Светлана заегозила ногами, сбросила на пол одеяло, повернувшись, навалилась на Сарина. Жарко задышала в лицо.

– Приезжать будешь? Писать не забывай, письма люблю…

– Обязательно! Писать, приезжать, любить! Следи за квартирой: ключи тебе оставлю. Она забронирована, все в порядке. Квитанция за квартплату на телевизоре.

– Разберусь.

Олег проводил Светлану, потер глаза, взлохматил волосы. Поспать бы… но нет, нужно собираться. Прибрал все, просмотрел углы и закоулки, полазил по антресолям. Кроме паутины нет ничего, все добро за два года жизни. Глянул на часы, время терпело, привалился на диван. Кажется, только прикрыл глаза, и память готовно унесла его в свинцово-промозглые тяжелые облака, мотнула и бросила в ледяную, бездонную пучину. Какая же все-таки препротивная штука, память… Лучше бы вперед заглянуть?.. Нет! Туда и вообще ни к чему. Значит, так тому и быть, если впереди темно и непонятно, то только в воспоминания…

Глава 4

…Запах йода, секущая боль в лице, заломило, закрутило руки. Сквозь мутную пелену проступило наклонившееся над ним лицо, огромные глаза, вытягивающие боль из его измученного тела. В них вопрос, улыбка, и сострадание. Та история имела доброе начало…

Больше месяца пролежал в госпитале Олег. С докторшей познакомиться не удалось, издали несколько раз видел ее: о, как гордо шествует по коридору, – забоялся. Узнал, что зовут Марина Ивановна, что хирург. Что муж ее полковник, начальник хирургического отделения. Лечащий врач у Сарина, нейрохирург, добродушный, пожилой майор и на осторожные расспросы Олега, лишь лукаво посмеивался. Эх, летчик ты налетчик, не тот у тебя полет, молодой человек…

В дверь настойчиво затрезвонили, Олег растерянно таращился на беленый потолок. Ну надо же, как реально: запах йода, острый, соленый вкус на губах, внутри, в легких, в сердце. Покачиваясь, встал.

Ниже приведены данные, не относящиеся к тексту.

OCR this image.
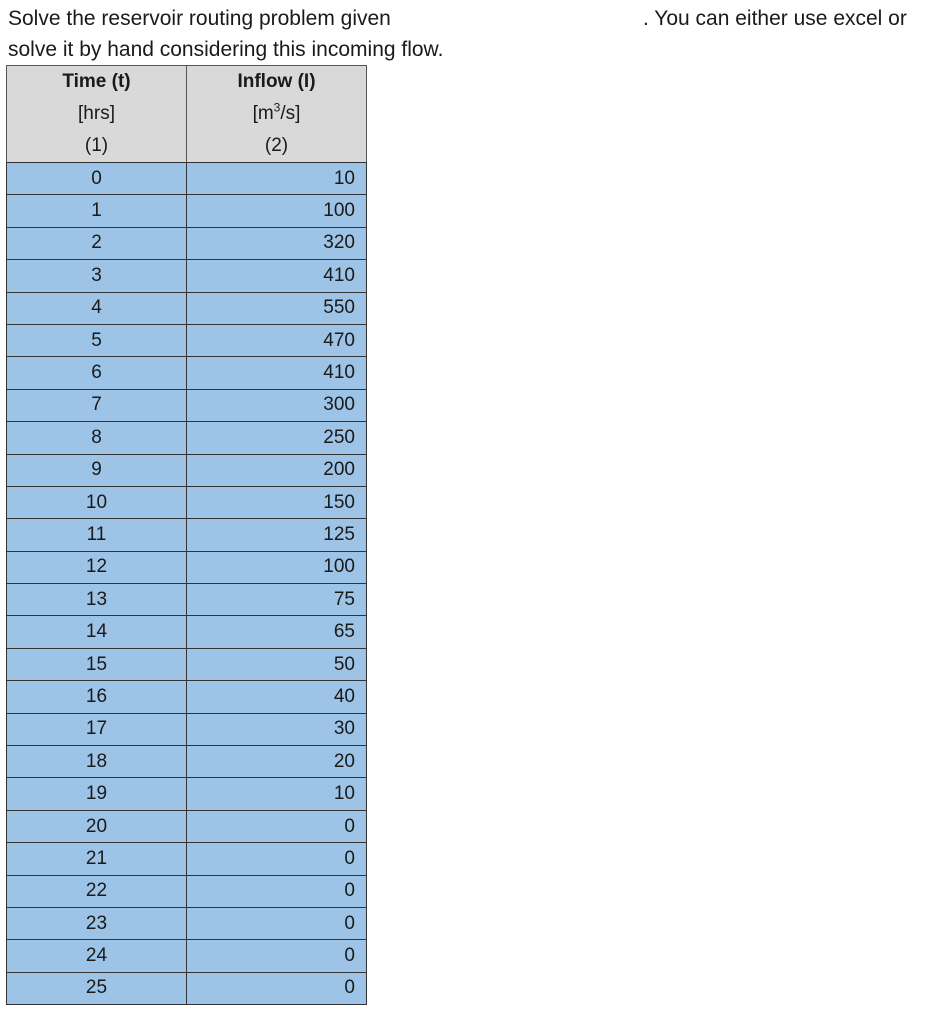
Solve the reservoir routing problem given	. You can either use excel or
solve it by hand considering this incoming flow.
Time (t)	Inflow (I)
[hrs]	$[m^3/s]$
(1)	(2)
0	10
1	100
2	320
3	410
4	550
5	470
6	410
7	300
8	250
9	200
10	150
11	125
12	100
13	75
14	65
15	50
16	40
17	30
18	20
19	10
20	0
21	0
22	0
23	0
24	0
25	0
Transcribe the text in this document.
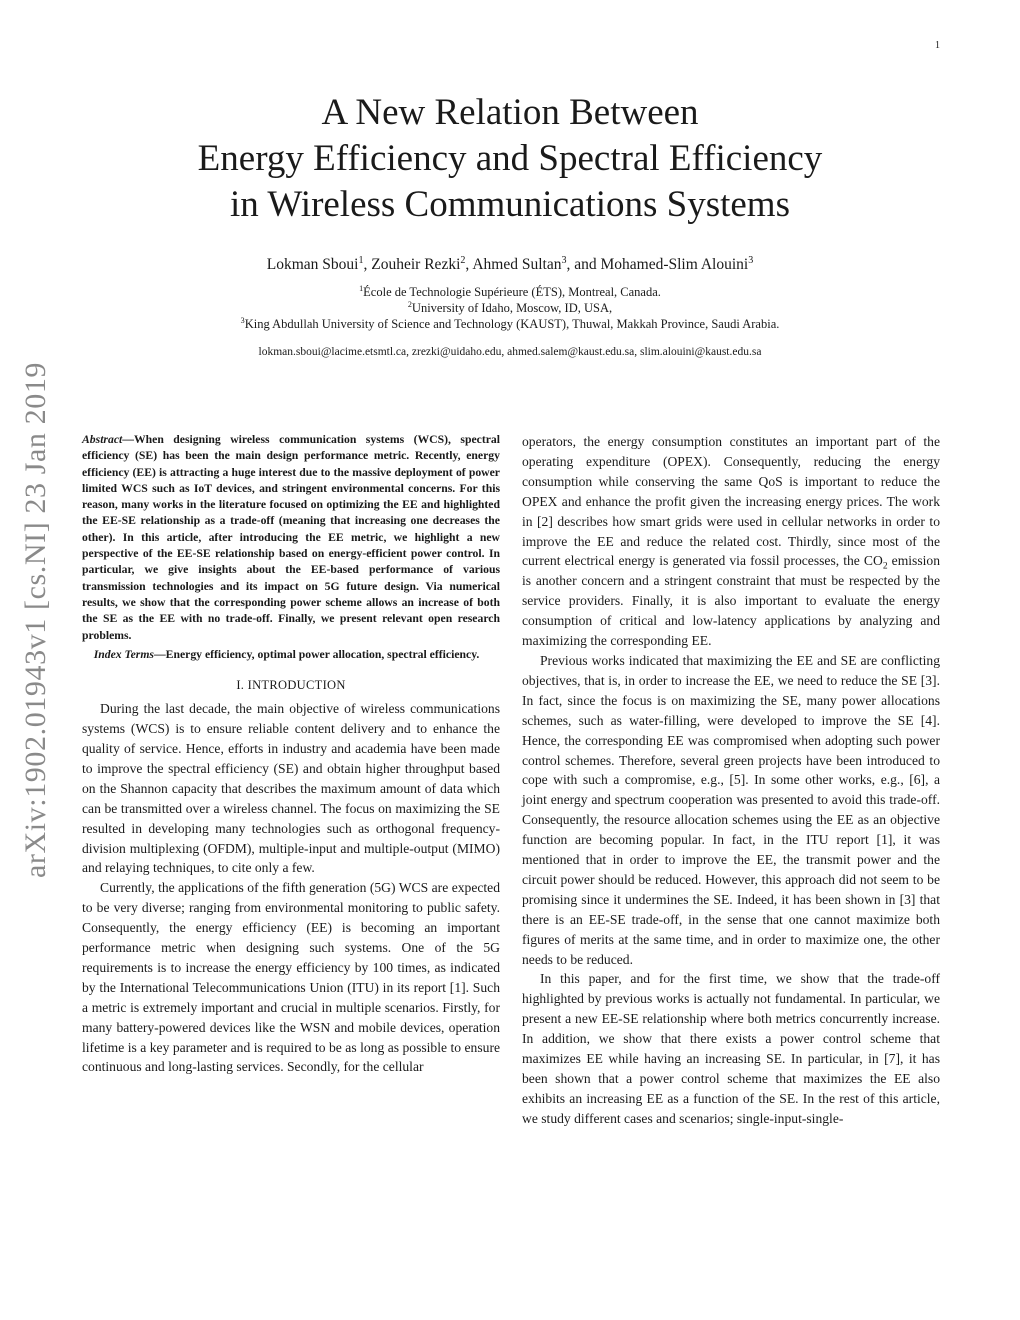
1
arXiv:1902.01943v1 [cs.NI] 23 Jan 2019
A New Relation Between
Energy Efficiency and Spectral Efficiency
in Wireless Communications Systems
Lokman Sboui$^1$, Zouheir Rezki$^2$, Ahmed Sultan$^3$, and Mohamed-Slim Alouini$^3$
$^1$École de Technologie Supérieure (ÉTS), Montreal, Canada.
$^2$University of Idaho, Moscow, ID, USA,
$^3$King Abdullah University of Science and Technology (KAUST), Thuwal, Makkah Province, Saudi Arabia.
lokman.sboui@lacime.etsmtl.ca, zrezki@uidaho.edu, ahmed.salem@kaust.edu.sa, slim.alouini@kaust.edu.sa

Abstract—When designing wireless communication systems (WCS), spectral efficiency (SE) has been the main design performance metric. Recently, energy efficiency (EE) is attracting a huge interest due to the massive deployment of power limited WCS such as IoT devices, and stringent environmental concerns. For this reason, many works in the literature focused on optimizing the EE and highlighted the EE-SE relationship as a trade-off (meaning that increasing one decreases the other). In this article, after introducing the EE metric, we highlight a new perspective of the EE-SE relationship based on energy-efficient power control. In particular, we give insights about the EE-based performance of various transmission technologies and its impact on 5G future design. Via numerical results, we show that the corresponding power scheme allows an increase of both the SE as the EE with no trade-off. Finally, we present relevant open research problems.

Index Terms—Energy efficiency, optimal power allocation, spectral efficiency.

I. INTRODUCTION

During the last decade, the main objective of wireless communications systems (WCS) is to ensure reliable content delivery and to enhance the quality of service. Hence, efforts in industry and academia have been made to improve the spectral efficiency (SE) and obtain higher throughput based on the Shannon capacity that describes the maximum amount of data which can be transmitted over a wireless channel. The focus on maximizing the SE resulted in developing many technologies such as orthogonal frequency-division multiplexing (OFDM), multiple-input and multiple-output (MIMO) and relaying techniques, to cite only a few.

Currently, the applications of the fifth generation (5G) WCS are expected to be very diverse; ranging from environmental monitoring to public safety. Consequently, the energy efficiency (EE) is becoming an important performance metric when designing such systems. One of the 5G requirements is to increase the energy efficiency by 100 times, as indicated by the International Telecommunications Union (ITU) in its report [1]. Such a metric is extremely important and crucial in multiple scenarios. Firstly, for many battery-powered devices like the WSN and mobile devices, operation lifetime is a key parameter and is required to be as long as possible to ensure continuous and long-lasting services. Secondly, for the cellular

operators, the energy consumption constitutes an important part of the operating expenditure (OPEX). Consequently, reducing the energy consumption while conserving the same QoS is important to reduce the OPEX and enhance the profit given the increasing energy prices. The work in [2] describes how smart grids were used in cellular networks in order to improve the EE and reduce the related cost. Thirdly, since most of the current electrical energy is generated via fossil processes, the $CO_2$ emission is another concern and a stringent constraint that must be respected by the service providers. Finally, it is also important to evaluate the energy consumption of critical and low-latency applications by analyzing and maximizing the corresponding EE.

Previous works indicated that maximizing the EE and SE are conflicting objectives, that is, in order to increase the EE, we need to reduce the SE [3]. In fact, since the focus is on maximizing the SE, many power allocations schemes, such as water-filling, were developed to improve the SE [4]. Hence, the corresponding EE was compromised when adopting such power control schemes. Therefore, several green projects have been introduced to cope with such a compromise, e.g., [5]. In some other works, e.g., [6], a joint energy and spectrum cooperation was presented to avoid this trade-off. Consequently, the resource allocation schemes using the EE as an objective function are becoming popular. In fact, in the ITU report [1], it was mentioned that in order to improve the EE, the transmit power and the circuit power should be reduced. However, this approach did not seem to be promising since it undermines the SE. Indeed, it has been shown in [3] that there is an EE-SE trade-off, in the sense that one cannot maximize both figures of merits at the same time, and in order to maximize one, the other needs to be reduced.

In this paper, and for the first time, we show that the trade-off highlighted by previous works is actually not fundamental. In particular, we present a new EE-SE relationship where both metrics concurrently increase. In addition, we show that there exists a power control scheme that maximizes EE while having an increasing SE. In particular, in [7], it has been shown that a power control scheme that maximizes the EE also exhibits an increasing EE as a function of the SE. In the rest of this article, we study different cases and scenarios; single-input-single-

Резко сильно провел ладонями по лицу, открыл дверь… Генка, слегка припухший, с тремя царапинами на щеке: припудрено, но все равно видно. Олег усмехнулся, – Кошачья востра коготка?

Болотков смущенно вздохнул, – Да… чуть глаза не выдрала: ревнивая, спасу нет. Ты-то чего расцвел? – Блудливо поводил носом, – Понятно все! Сочувствую, на твое око никто не посягнет. Готов? Давай на посошок!

Олег чуть пригубил, Генка махнул полную рюмку, крякнул.

– Красные тельца и все такое восстанавливается.

– Мне кажется, у тебя этого и так с избытком, – кивнул на веснушчатую физиономию Болоткова.

– Этого хватает, другие проблемы одолевают. Присядем на дорожку, и с Богом!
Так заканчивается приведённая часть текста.